Анастасия Петровна была душевный человек, и ее воспитанники уважали. Она чем-то болела и вскоре умерла. Дом стоял напротив корпуса, и ребята в день похорон облепили окна и смотрели, пока процессия не скрылась из виду. На третьем этаже построение на обед прокричали, но из ребят никто от окон не отходил, и воспитатель ходил по комнатам. Его никто не слушал.
В апреле, в честь столетия Ленина, объявили амнистию. Из колонии освободили одного парня и двоим сбросили срок.
Глаз после амнистии думал: «Если б я был сейчас в Одляне по первому сроку, меня бы освободили. Всего восемь месяцев оставил бы хозяину».
По зоне прошел слух, что начальник колонии ушел на пенсию и на его место приехал новый. Из судской колонии. Там он, работая начальником отряда, вывел отряд в передовые, и его повысили.

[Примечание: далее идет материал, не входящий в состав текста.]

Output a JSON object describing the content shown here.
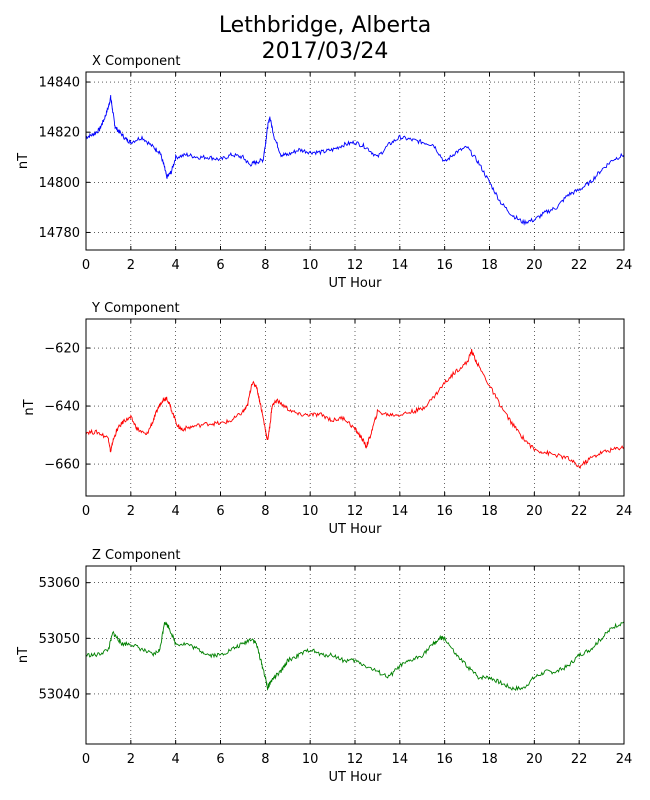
{
  "figure": {
    "title_line1": "Lethbridge, Alberta",
    "title_line2": "2017/03/24"
  },
  "chart_data": [
    {
      "type": "line",
      "title": "X Component",
      "xlabel": "UT Hour",
      "ylabel": "nT",
      "xlim": [
        0,
        24
      ],
      "ylim": [
        14773,
        14844
      ],
      "xticks": [
        0,
        2,
        4,
        6,
        8,
        10,
        12,
        14,
        16,
        18,
        20,
        22,
        24
      ],
      "yticks": [
        14780,
        14800,
        14820,
        14840
      ],
      "grid": true,
      "color": "#0000ff",
      "series": [
        {
          "x": [
            0,
            0.3,
            0.6,
            0.8,
            1.0,
            1.1,
            1.2,
            1.3,
            1.5,
            1.8,
            2.0,
            2.5,
            3.0,
            3.3,
            3.5,
            3.6,
            3.8,
            4.0,
            4.5,
            5.0,
            5.5,
            6.0,
            6.5,
            7.0,
            7.3,
            7.6,
            7.9,
            8.0,
            8.1,
            8.2,
            8.4,
            8.7,
            9.0,
            9.5,
            10.0,
            10.5,
            11.0,
            11.5,
            12.0,
            12.5,
            13.0,
            13.5,
            14.0,
            14.5,
            15.0,
            15.5,
            16.0,
            16.5,
            17.0,
            17.5,
            18.0,
            18.5,
            19.0,
            19.5,
            20.0,
            20.5,
            21.0,
            21.5,
            22.0,
            22.5,
            23.0,
            23.5,
            24.0
          ],
          "y": [
            14818,
            14819,
            14821,
            14825,
            14830,
            14834,
            14828,
            14822,
            14820,
            14817,
            14816,
            14818,
            14814,
            14812,
            14806,
            14802,
            14804,
            14810,
            14811,
            14810,
            14810,
            14809,
            14811,
            14810,
            14807,
            14808,
            14809,
            14815,
            14822,
            14826,
            14818,
            14811,
            14811,
            14813,
            14812,
            14812,
            14813,
            14815,
            14816,
            14814,
            14810,
            14815,
            14818,
            14817,
            14816,
            14815,
            14808,
            14812,
            14814,
            14808,
            14800,
            14792,
            14787,
            14784,
            14785,
            14788,
            14790,
            14795,
            14797,
            14800,
            14805,
            14809,
            14811
          ]
        }
      ]
    },
    {
      "type": "line",
      "title": "Y Component",
      "xlabel": "UT Hour",
      "ylabel": "nT",
      "xlim": [
        0,
        24
      ],
      "ylim": [
        -671,
        -610
      ],
      "xticks": [
        0,
        2,
        4,
        6,
        8,
        10,
        12,
        14,
        16,
        18,
        20,
        22,
        24
      ],
      "yticks": [
        -620,
        -640,
        -660
      ],
      "grid": true,
      "color": "#ff0000",
      "series": [
        {
          "x": [
            0,
            0.5,
            1.0,
            1.1,
            1.2,
            1.4,
            1.7,
            2.0,
            2.3,
            2.7,
            3.0,
            3.2,
            3.4,
            3.6,
            3.8,
            4.1,
            4.3,
            4.8,
            5.5,
            6.0,
            6.5,
            7.0,
            7.2,
            7.4,
            7.6,
            7.8,
            8.0,
            8.1,
            8.2,
            8.3,
            8.5,
            9.0,
            9.5,
            10.0,
            10.5,
            11.0,
            11.5,
            12.0,
            12.3,
            12.5,
            12.7,
            13.0,
            13.5,
            14.0,
            14.5,
            15.0,
            15.5,
            16.0,
            16.5,
            17.0,
            17.2,
            17.5,
            18.0,
            18.5,
            19.0,
            19.5,
            20.0,
            20.5,
            21.0,
            21.5,
            22.0,
            22.5,
            23.0,
            23.5,
            24.0
          ],
          "y": [
            -649,
            -649,
            -651,
            -656,
            -652,
            -648,
            -645,
            -644,
            -648,
            -650,
            -645,
            -641,
            -638,
            -637,
            -641,
            -647,
            -648,
            -647,
            -646,
            -646,
            -645,
            -642,
            -640,
            -632,
            -633,
            -640,
            -648,
            -652,
            -647,
            -640,
            -638,
            -641,
            -643,
            -643,
            -643,
            -645,
            -644,
            -648,
            -651,
            -654,
            -650,
            -642,
            -643,
            -643,
            -642,
            -641,
            -637,
            -632,
            -628,
            -625,
            -621,
            -626,
            -633,
            -640,
            -646,
            -651,
            -655,
            -656,
            -657,
            -658,
            -661,
            -658,
            -656,
            -655,
            -654
          ]
        }
      ]
    },
    {
      "type": "line",
      "title": "Z Component",
      "xlabel": "UT Hour",
      "ylabel": "nT",
      "xlim": [
        0,
        24
      ],
      "ylim": [
        53031,
        53063
      ],
      "xticks": [
        0,
        2,
        4,
        6,
        8,
        10,
        12,
        14,
        16,
        18,
        20,
        22,
        24
      ],
      "yticks": [
        53040,
        53050,
        53060
      ],
      "grid": true,
      "color": "#008000",
      "series": [
        {
          "x": [
            0,
            0.5,
            1.0,
            1.2,
            1.4,
            1.6,
            2.0,
            2.5,
            3.0,
            3.3,
            3.5,
            3.7,
            4.0,
            4.5,
            5.0,
            5.5,
            6.0,
            6.5,
            7.0,
            7.4,
            7.6,
            7.8,
            8.0,
            8.1,
            8.2,
            8.4,
            8.7,
            9.0,
            9.5,
            10.0,
            10.5,
            11.0,
            11.5,
            12.0,
            12.5,
            13.0,
            13.5,
            14.0,
            14.5,
            15.0,
            15.5,
            15.8,
            16.0,
            16.5,
            17.0,
            17.5,
            18.0,
            18.5,
            19.0,
            19.5,
            20.0,
            20.5,
            21.0,
            21.5,
            22.0,
            22.5,
            23.0,
            23.5,
            24.0
          ],
          "y": [
            53047,
            53047,
            53048,
            53051,
            53050,
            53049,
            53049,
            53048,
            53047,
            53048,
            53053,
            53052,
            53049,
            53049,
            53048,
            53047,
            53047,
            53048,
            53049,
            53050,
            53049,
            53046,
            53043,
            53041,
            53042,
            53043,
            53044,
            53046,
            53047,
            53048,
            53047,
            53047,
            53046,
            53046,
            53045,
            53044,
            53043,
            53045,
            53046,
            53047,
            53049,
            53050,
            53050,
            53047,
            53045,
            53043,
            53043,
            53042,
            53041,
            53041,
            53043,
            53044,
            53044,
            53045,
            53047,
            53048,
            53050,
            53052,
            53053
          ]
        }
      ]
    }
  ]
}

На развод в сопровождении заместителя и дпнк из вахты вышел в светло-синей шинели с погонами капитана новый начальник. Роста он был выше среднего, стройный и молодой. Он принял доклад дпнк, бодро поздоровался и прошелся вдоль строя. Начальник симпатичный, с голубыми глазами и нестрогий на вид.
На работе ребята обсуждали нового начальника и гадали, каким он будет.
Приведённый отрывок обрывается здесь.